In that case, a sitemap is going to use the workspace’s plan limit.
For example, if you are on a Free plan, leaving “max pages” empty will crawl up to 25
pages, and leaving “Max depth” empty will crawl up to 2 levels
, while a Freelancer plan will crawl up to 1500 pages
and unlimited
levels.
Reaching limits: Setting them manually vs plan's hard limits
What happens to the sitemap when the crawl reaches a limit?
Well, naturally that depends on crawling settings!
If you explicitly enter a limit, the crawler stops, and the sitemap is finished when it hits that limit. If the limit is empty (and crawl's under the plan's limits) then the crawl pauses when it reaches that limit, so that you have the opportunity to upgrade to a higher plan to finish the crawl.
Paused vs Finished sitemaps
Why do these differences matter?
Paused sitemaps can be resumed and continue where you left crawling but once you or the plan's limit is reached the sitemap stops... it’s done.
Finishing the sitemap is a requirement to use features like Editing and Visual Comparison. If you are exploring, it makes sense to work on plan limits let us pause the crawl and decide to upgrade & resume or stop. If you know ahead what you want, i.e if you are scheduling a visual comparison, it’s better to specify the limits.
Note: When resuming paused crawls, you also have the ability to change the Max-Page/Depth limits.
Changing your plan
Upgrading your plan will change the plan's limits instantly. Downgrading keeps the old limits until the end of your 30 days billing cycle.
Once you upgrade and resume a paused
crawl, you will have the opportunity to configure the crawl's limits again. stopped
crawls do not have this option.
Examples
Let’s say that you crawl under a Free plan a site that has:
300 level-1 pages
25 level-2 pages
5 level-3 pages.
Let’s see what happens depending on the settings.
Max Page = 10, Max Depth = 1
: Sitemap will be finished with 10 pages, all level-1
Max Pages = empty, Max Depth = 1:
The sitemap will be finished with 25 pages, all level-1
Max Pages = 25, Max Depth = 1
: Sitemap will be finished with 25 pages, all level-1
Max Pages = 25, Max Depth = empty:
The sitemap will be finished with 25 pages.

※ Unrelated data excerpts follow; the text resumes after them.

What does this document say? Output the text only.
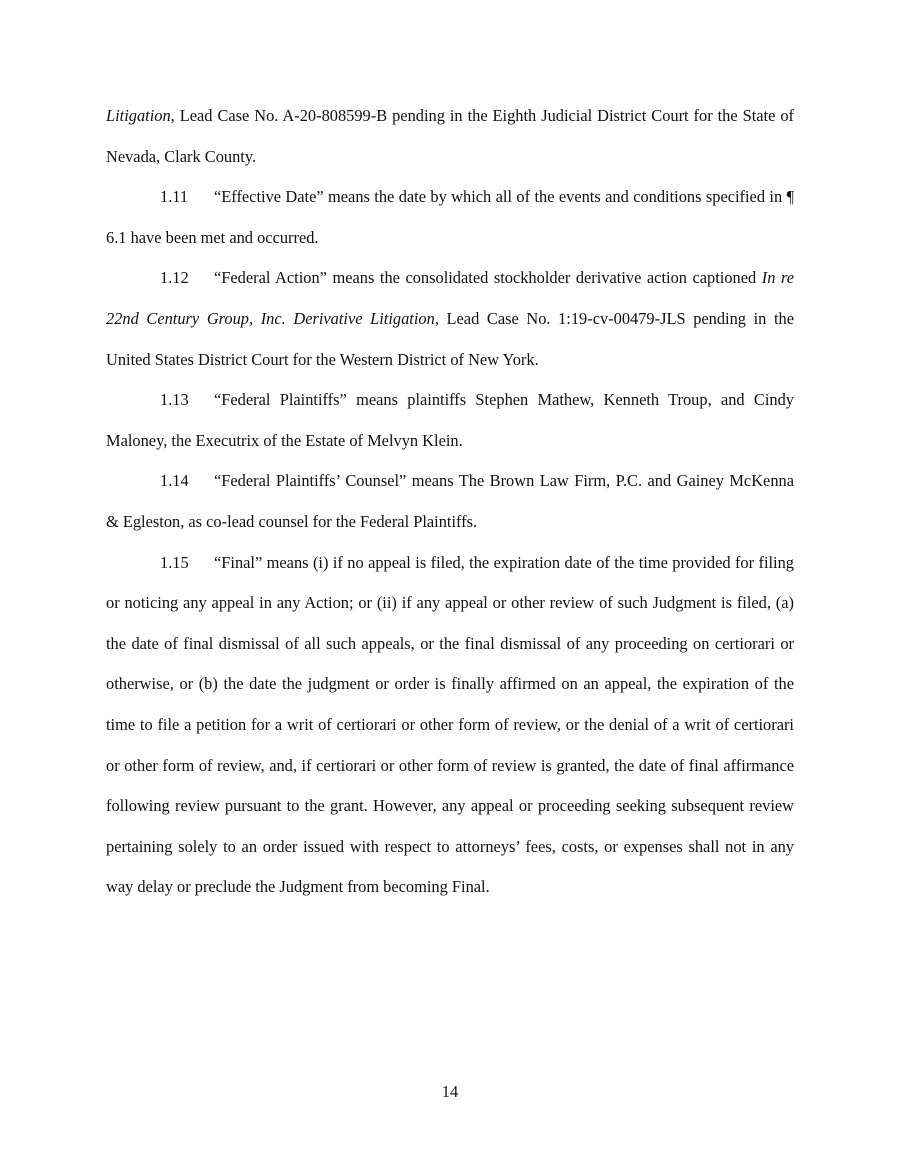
Litigation, Lead Case No. A-20-808599-B pending in the Eighth Judicial District Court for the State of Nevada, Clark County.

1.11 “Effective Date” means the date by which all of the events and conditions specified in ¶ 6.1 have been met and occurred.

1.12 “Federal Action” means the consolidated stockholder derivative action captioned In re 22nd Century Group, Inc. Derivative Litigation, Lead Case No. 1:19-cv-00479-JLS pending in the United States District Court for the Western District of New York.

1.13 “Federal Plaintiffs” means plaintiffs Stephen Mathew, Kenneth Troup, and Cindy Maloney, the Executrix of the Estate of Melvyn Klein.

1.14 “Federal Plaintiffs’ Counsel” means The Brown Law Firm, P.C. and Gainey McKenna & Egleston, as co-lead counsel for the Federal Plaintiffs.

1.15 “Final” means (i) if no appeal is filed, the expiration date of the time provided for filing or noticing any appeal in any Action; or (ii) if any appeal or other review of such Judgment is filed, (a) the date of final dismissal of all such appeals, or the final dismissal of any proceeding on certiorari or otherwise, or (b) the date the judgment or order is finally affirmed on an appeal, the expiration of the time to file a petition for a writ of certiorari or other form of review, or the denial of a writ of certiorari or other form of review, and, if certiorari or other form of review is granted, the date of final affirmance following review pursuant to the grant. However, any appeal or proceeding seeking subsequent review pertaining solely to an order issued with respect to attorneys’ fees, costs, or expenses shall not in any way delay or preclude the Judgment from becoming Final.

14
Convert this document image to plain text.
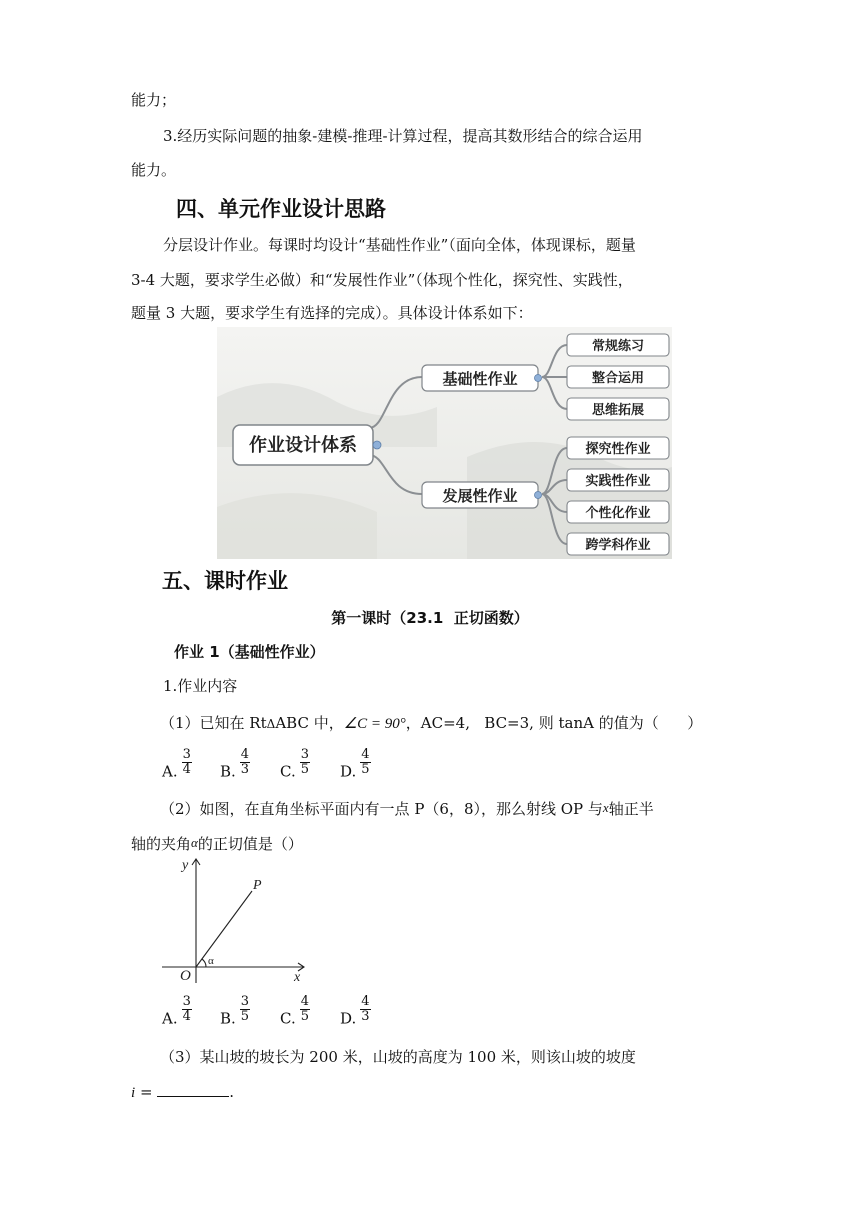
能力；
3.经历实际问题的抽象-建模-推理-计算过程，提高其数形结合的综合运用
能力。
四、单元作业设计思路
分层设计作业。每课时均设计“基础性作业”（面向全体，体现课标，题量
3-4 大题，要求学生必做）和“发展性作业”（体现个性化，探究性、实践性，
题量 3 大题，要求学生有选择的完成）。具体设计体系如下：
作业设计体系
基础性作业
常规练习
整合运用
思维拓展
发展性作业
探究性作业
实践性作业
个性化作业
跨学科作业
五、课时作业
第一课时（23.1  正切函数）
作业 1（基础性作业）
1.作业内容
（1）已知在 RtΔABC 中，∠C = 90°，AC=4,   BC=3, 则 tanA 的值为（      ）
A. $\frac{3}{4} B$. $\frac{4}{3} C$. $\frac{3}{5} D$. $\frac{4}{5}$
（2）如图，在直角坐标平面内有一点 P（6，8），那么射线 OP 与x轴正半
轴的夹角α的正切值是（）
y
x
O
P
α
A. $\frac{3}{4} B$. $\frac{3}{5} C$. $\frac{4}{5} D$. $\frac{4}{3}$
（3）某山坡的坡长为 200 米，山坡的高度为 100 米，则该山坡的坡度
i =	.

Levels depend on the site structure.
Max Pages = empty, Max Depth = empty:
The sitemap will pause due to a max page limit of 25
pages. A mix of level-1 and 2. The amount of pages of each level depends on the site structure.
Now let’s say that you crawl under a Free plan a website with
20 level-1 pages and 2 level-2 pages, 3 level-3 pages.
Max Page = 22, Max Depth = empty
: Sitemap will stop with 22 pages (level-1 and 2).
Max Page = 25, Max Depth = empty:
The sitemap will be paused due to the depth limit of 25 pages (level-1 and 2). This configuration shows that we pause when the only way to fulfill max-pages expectations is by crawling deeper.
Max Page = 20, Max Depth = 1:
The sitemap will be finished with 20 pages, all level-1
Max Page = empty, Max Depth = empty:
The sitemap will pause due to the depth limit of 22 pages (level-1 and 2).
Best practices:
🔥 If you are not sure what to do, just leave
Max Depth
empty!
This will ensure that the crawl will auto-pause if we find more pages on deeper levels, and allow you to upgrade to fully complete the crawl.